Moira kokan yataktan kalktıktan sonra Atlas yine tepemdeydi. Sanırım bu duruma alışmam gerek. Yataktan kalktığım gibi sahte bir gülümsemeyle banyoya koştum, gördüğüm rüyadan sonra ağlamak istiyordum, artık korkuyordum ve daha kötüsü saçma bulurlar diye kimseye anlatmıyordum, zaten burda herşey yeterince saçmaydı. Odaya geri döndüğümde Atlas kapıya doğru ilerledi, ne yaptığını sorar gözlerle bakarken konuştu.
"Sanırım sen banyodan çıktıktan sonra bende odadan çıkıyordum." kafamı salladım ve o çıkarken alkışkadım.
Bavulumu açıp kıyafetlerimi annemin dolabına yerleştirecektim, dolabın kapağını açtığımda dolap boştu, o bir tanrıçaydı zaten dolu olmasını beklemek olmazdı. Kıyafetlerimi yerleştirdikten sonra altıma yüksek bel yıtıklı kot, üstüme önü v yaka beyaz, bol, sade bir tişört giydim. Saçlarımı salıp ellerimle şekil verdikten sonra odadan çıktım. Odanın kapısının önünde beyaz koridorda bekleyen Atlas'ın koluna girip mutlu gözükmeye çalışan yüzümle terasa gittik. Etrafta sadece çocular vardı, hepsi terasın dibinde oturuyor bazıları ayakta duruyordu. Atlas'la yanlarına giderken Atlas Zeus'un yanına gitmek için benden ayrıldı. Bir kaç metre yürüdükten sonra yanlarına vardım. Hepsi gülümsemeyle bana bakıyordu, tabi bir kişiyi hepsinin arasında tutmuyordum çünkü Rachel kafasını çevirip bile bakmıyordu. Simirna omzuma dokunup soru sordu.
"Bir sorun mu var, üzgün gözküyorsun." kafamı hemen hayır şeklinde salladım.
"Şey... Sanırım... Uykumu alamadım. Poseidon'u ve Moira'yı artık göremeyeceğim. Panionion'a yerleştiler o yüzdendir." Rachel'da dahil hepsi dalga geçer gibi gülünce pot kırdığımı anladım. Gülmelerin arasından Bulut konuşmaya başladı.

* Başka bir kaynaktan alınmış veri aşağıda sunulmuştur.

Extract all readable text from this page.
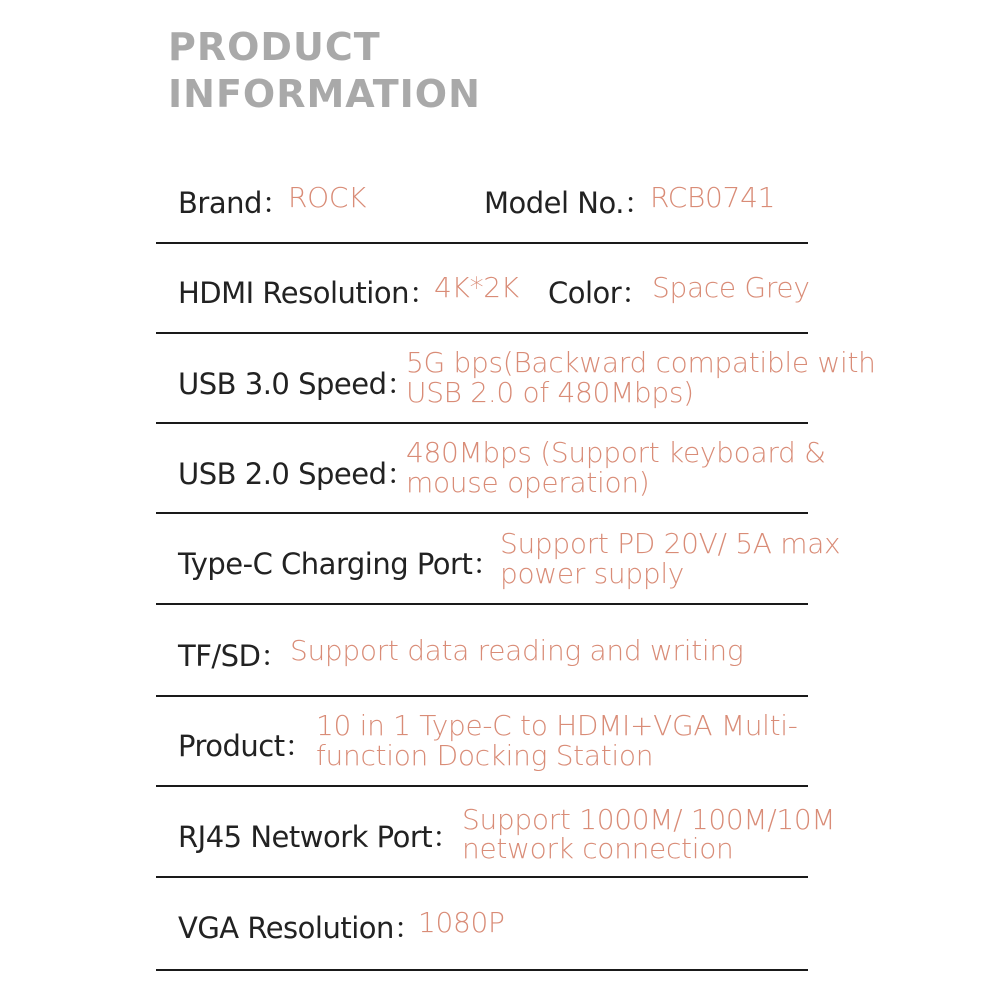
PRODUCT
INFORMATION
Brand：
ROCK	Model No.：
RCB0741
HDMI Resolution：
4K*2K Color： Space Grey
USB 3.0 Speed：
5G bps(Backward compatible with
USB 2.0 of 480Mbps)
USB 2.0 Speed：
480Mbps (Support keyboard &
mouse operation)
Type-C Charging Port：
Support PD 20V/ 5A max
power supply
TF/SD： Support data reading and writing
Product：
10 in 1 Type-C to HDMI+VGA Multi-
function Docking Station
RJ45 Network Port：
Support 1000M/ 100M/10M
network connection
VGA Resolution：
1080P
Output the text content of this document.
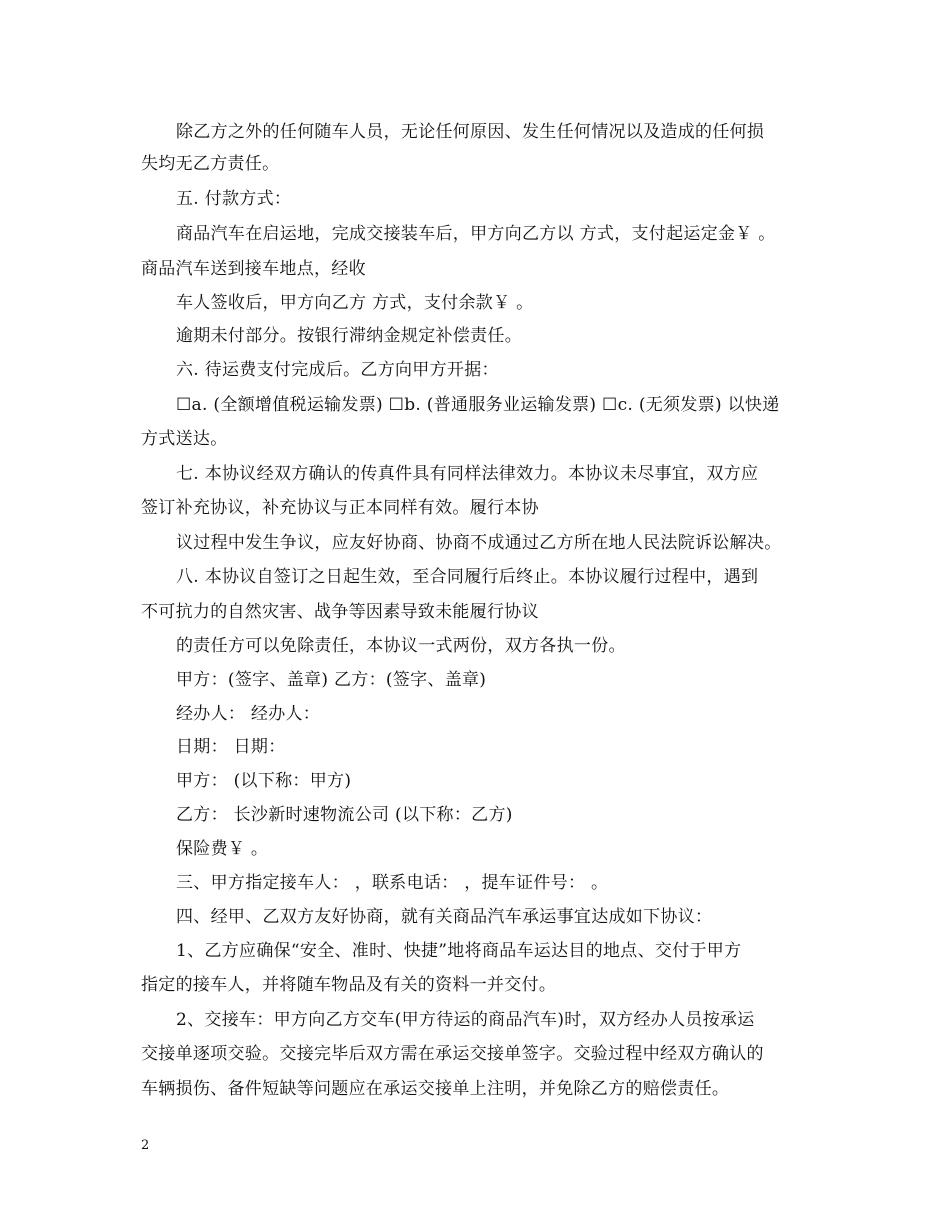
除乙方之外的任何随车人员，无论任何原因、发生任何情况以及造成的任何损
失均无乙方责任。
五. 付款方式：
商品汽车在启运地，完成交接装车后，甲方向乙方以 方式，支付起运定金￥ 。
商品汽车送到接车地点，经收
车人签收后，甲方向乙方 方式，支付余款￥ 。
逾期未付部分。按银行滞纳金规定补偿责任。
六. 待运费支付完成后。乙方向甲方开据：
☐a. (全额增值税运输发票) ☐b. (普通服务业运输发票) ☐c. (无须发票) 以快递
方式送达。
七. 本协议经双方确认的传真件具有同样法律效力。本协议未尽事宜，双方应
签订补充协议，补充协议与正本同样有效。履行本协
议过程中发生争议，应友好协商、协商不成通过乙方所在地人民法院诉讼解决。
八. 本协议自签订之日起生效，至合同履行后终止。本协议履行过程中，遇到
不可抗力的自然灾害、战争等因素导致未能履行协议
的责任方可以免除责任，本协议一式两份，双方各执一份。
甲方：(签字、盖章) 乙方：(签字、盖章)
经办人： 经办人：
日期： 日期：
甲方： (以下称：甲方)
乙方： 长沙新时速物流公司 (以下称：乙方)
保险费￥ 。
三、甲方指定接车人： ，联系电话： ，提车证件号： 。
四、经甲、乙双方友好协商，就有关商品汽车承运事宜达成如下协议：
1、乙方应确保“安全、准时、快捷”地将商品车运达目的地点、交付于甲方
指定的接车人，并将随车物品及有关的资料一并交付。
2、交接车：甲方向乙方交车(甲方待运的商品汽车)时，双方经办人员按承运
交接单逐项交验。交接完毕后双方需在承运交接单签字。交验过程中经双方确认的
车辆损伤、备件短缺等问题应在承运交接单上注明，并免除乙方的赔偿责任。
2
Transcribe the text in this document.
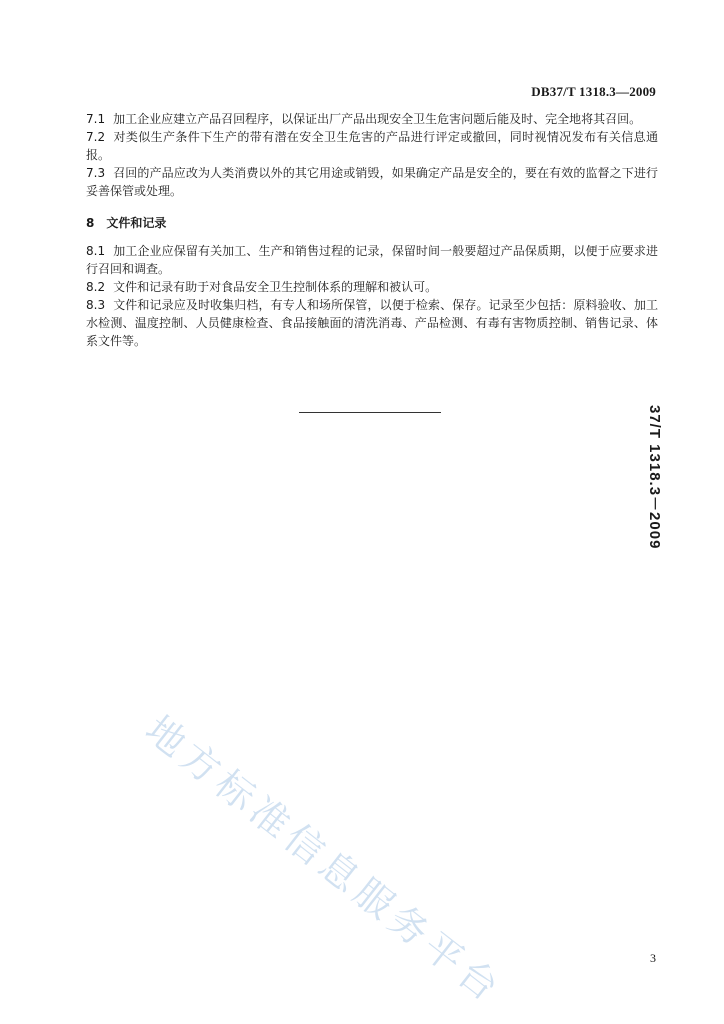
DB37/T 1318.3—2009

7.1 加工企业应建立产品召回程序，以保证出厂产品出现安全卫生危害问题后能及时、完全地将其召回。

7.2 对类似生产条件下生产的带有潜在安全卫生危害的产品进行评定或撤回，同时视情况发布有关信息通报。

7.3 召回的产品应改为人类消费以外的其它用途或销毁，如果确定产品是安全的，要在有效的监督之下进行妥善保管或处理。

8 文件和记录

8.1 加工企业应保留有关加工、生产和销售过程的记录，保留时间一般要超过产品保质期，以便于应要求进行召回和调查。

8.2 文件和记录有助于对食品安全卫生控制体系的理解和被认可。

8.3 文件和记录应及时收集归档，有专人和场所保管，以便于检索、保存。记录至少包括：原料验收、加工水检测、温度控制、人员健康检查、食品接触面的清洗消毒、产品检测、有毒有害物质控制、销售记录、体系文件等。

37/T 1318.3－2009
地方标准信息服务平台	3
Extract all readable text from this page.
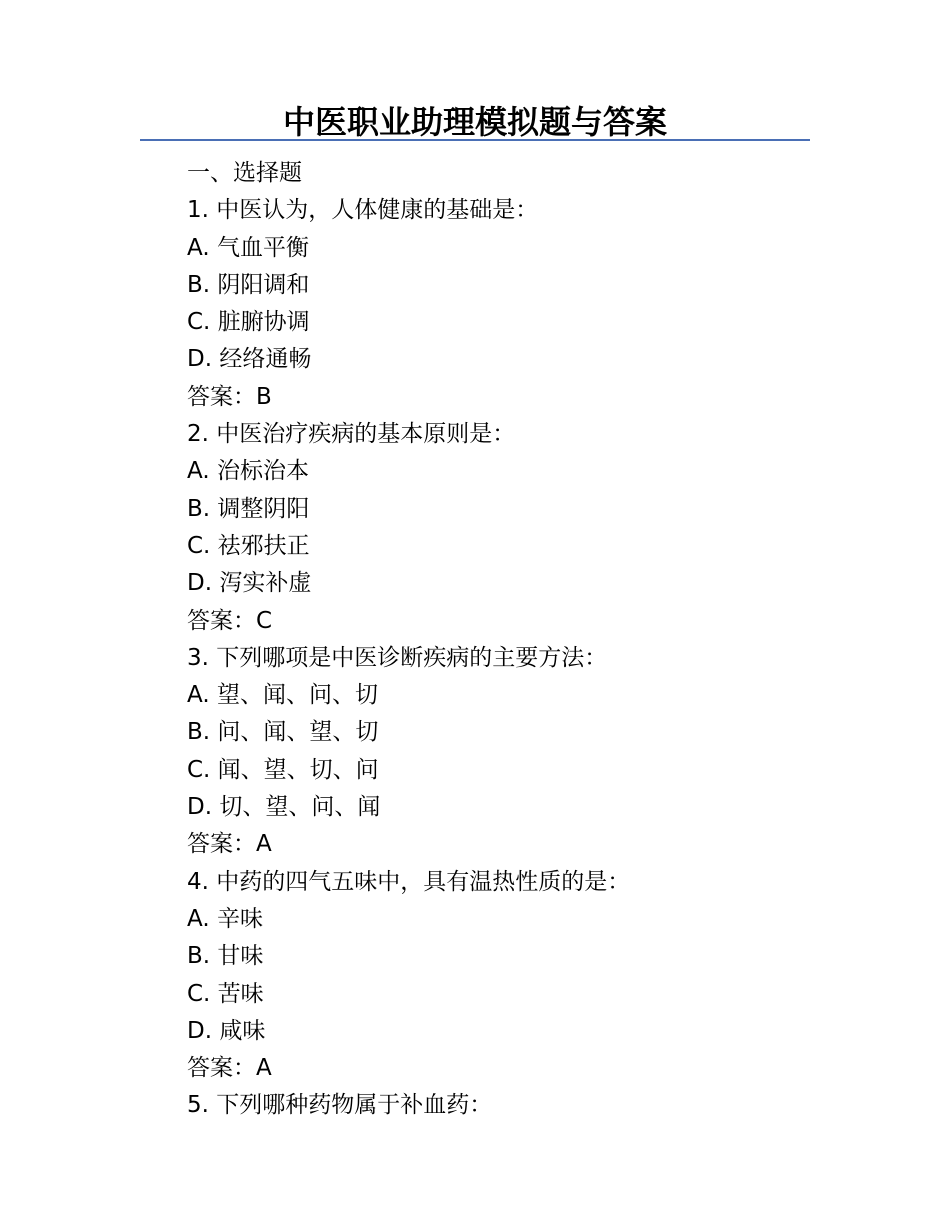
中医职业助理模拟题与答案
一、选择题
1. 中医认为，人体健康的基础是：
A. 气血平衡
B. 阴阳调和
C. 脏腑协调
D. 经络通畅
答案：B
2. 中医治疗疾病的基本原则是：
A. 治标治本
B. 调整阴阳
C. 祛邪扶正
D. 泻实补虚
答案：C
3. 下列哪项是中医诊断疾病的主要方法：
A. 望、闻、问、切
B. 问、闻、望、切
C. 闻、望、切、问
D. 切、望、问、闻
答案：A
4. 中药的四气五味中，具有温热性质的是：
A. 辛味
B. 甘味
C. 苦味
D. 咸味
答案：A
5. 下列哪种药物属于补血药：
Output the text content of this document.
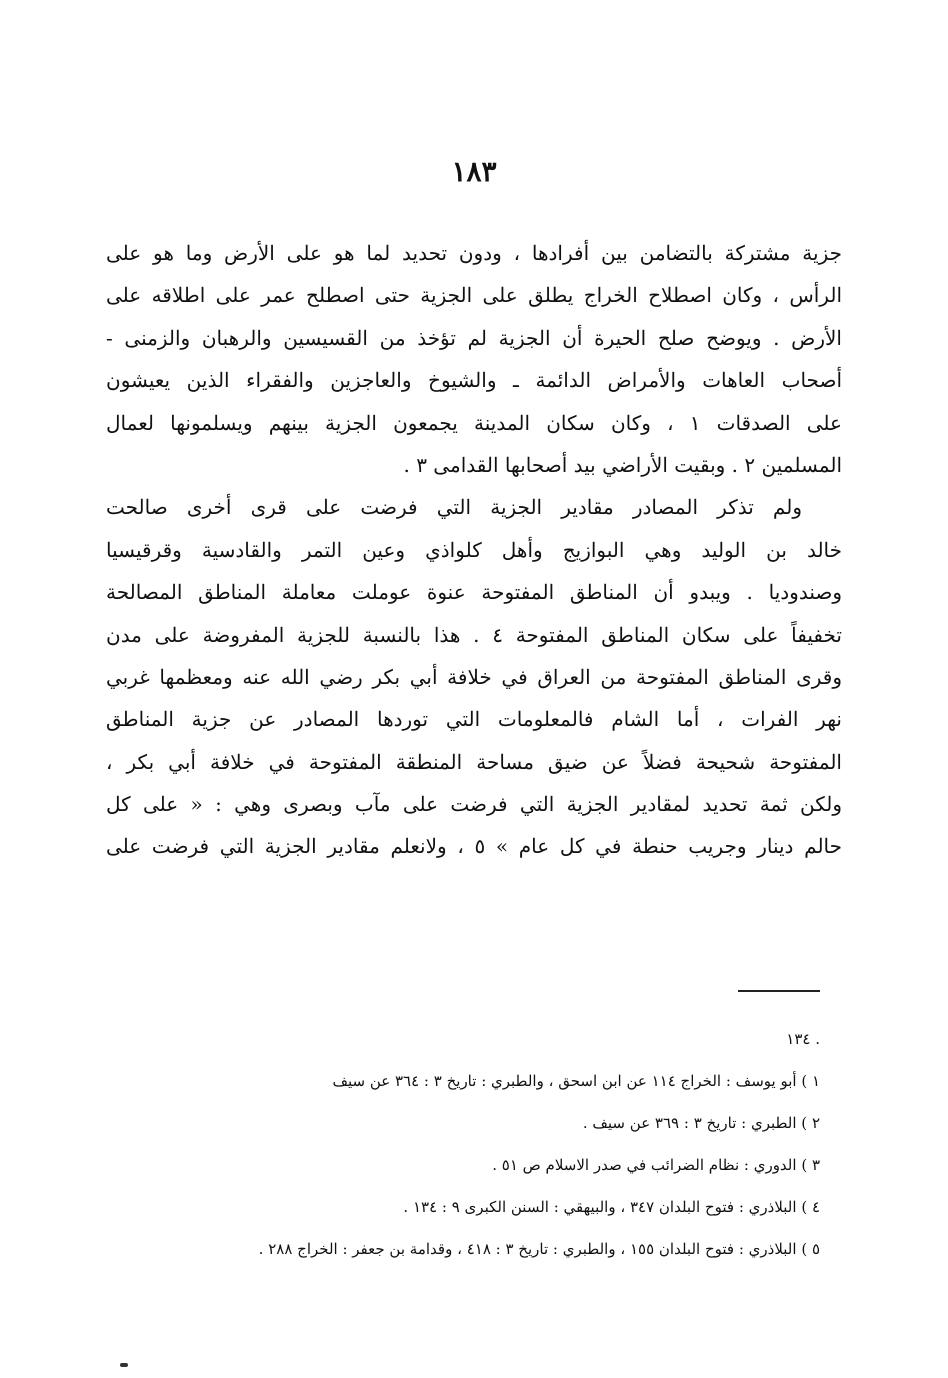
١٨٣
جزية مشتركة بالتضامن بين أفرادها ، ودون تحديد لما هو على الأرض وما هو على
الرأس ، وكان اصطلاح الخراج يطلق على الجزية حتى اصطلح عمر على اطلاقه على
الأرض . ويوضح صلح الحيرة أن الجزية لم تؤخذ من القسيسين والرهبان والزمنى -
أصحاب العاهات والأمراض الدائمة ـ والشيوخ والعاجزين والفقراء الذين يعيشون
على الصدقات ١ ، وكان سكان المدينة يجمعون الجزية بينهم ويسلمونها لعمال
المسلمين ٢ . وبقيت الأراضي بيد أصحابها القدامى ٣ .
ولم تذكر المصادر مقادير الجزية التي فرضت على قرى أخرى صالحت
خالد بن الوليد وهي البوازيج وأهل كلواذي وعين التمر والقادسية وقرقيسيا
وصندوديا . ويبدو أن المناطق المفتوحة عنوة عوملت معاملة المناطق المصالحة
تخفيفاً على سكان المناطق المفتوحة ٤ . هذا بالنسبة للجزية المفروضة على مدن
وقرى المناطق المفتوحة من العراق في خلافة أبي بكر رضي الله عنه ومعظمها غربي
نهر الفرات ، أما الشام فالمعلومات التي توردها المصادر عن جزية المناطق
المفتوحة شحيحة فضلاً عن ضيق مساحة المنطقة المفتوحة في خلافة أبي بكر ،
ولكن ثمة تحديد لمقادير الجزية التي فرضت على مآب وبصرى وهي : « على كل
حالم دينار وجريب حنطة في كل عام » ٥ ، ولانعلم مقادير الجزية التي فرضت على
. ١٣٤
١ ) أبو يوسف : الخراج ١١٤ عن ابن اسحق ، والطبري : تاريخ ٣ : ٣٦٤ عن سيف
٢ ) الطبري : تاريخ ٣ : ٣٦٩ عن سيف .
٣ ) الدوري : نظام الضرائب في صدر الاسلام ص ٥١ .
٤ ) البلاذري : فتوح البلدان ٣٤٧ ، والبيهقي : السنن الكبرى ٩ : ١٣٤ .
٥ ) البلاذري : فتوح البلدان ١٥٥ ، والطبري : تاريخ ٣ : ٤١٨ ، وقدامة بن جعفر : الخراج ٢٨٨ .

"Olympos'taki Tanrılar 1 dakika bile uyusa uykusuzluk çekmezler, açlık ve kirlilik gibi rutin şeylerde hissetmezler, dünyadan farklı bir yer burası saat farkı bile var." şaşırarak gülümsedim ve konuşmaya girdim."Aaa evet biliyorum 12 saniye kura-" sözümü Rachel şiddetle kesmişti. Ne olduğunu anlamadığım gözlerle bakarken aklıma 12 saniye kuralının gizli bir şifre olduğu geldi, sanırım o da biliyordu ama Atlas tanrı çocukları bunu bilmiyor demişti. Boş verip toparlamaya çalıştım.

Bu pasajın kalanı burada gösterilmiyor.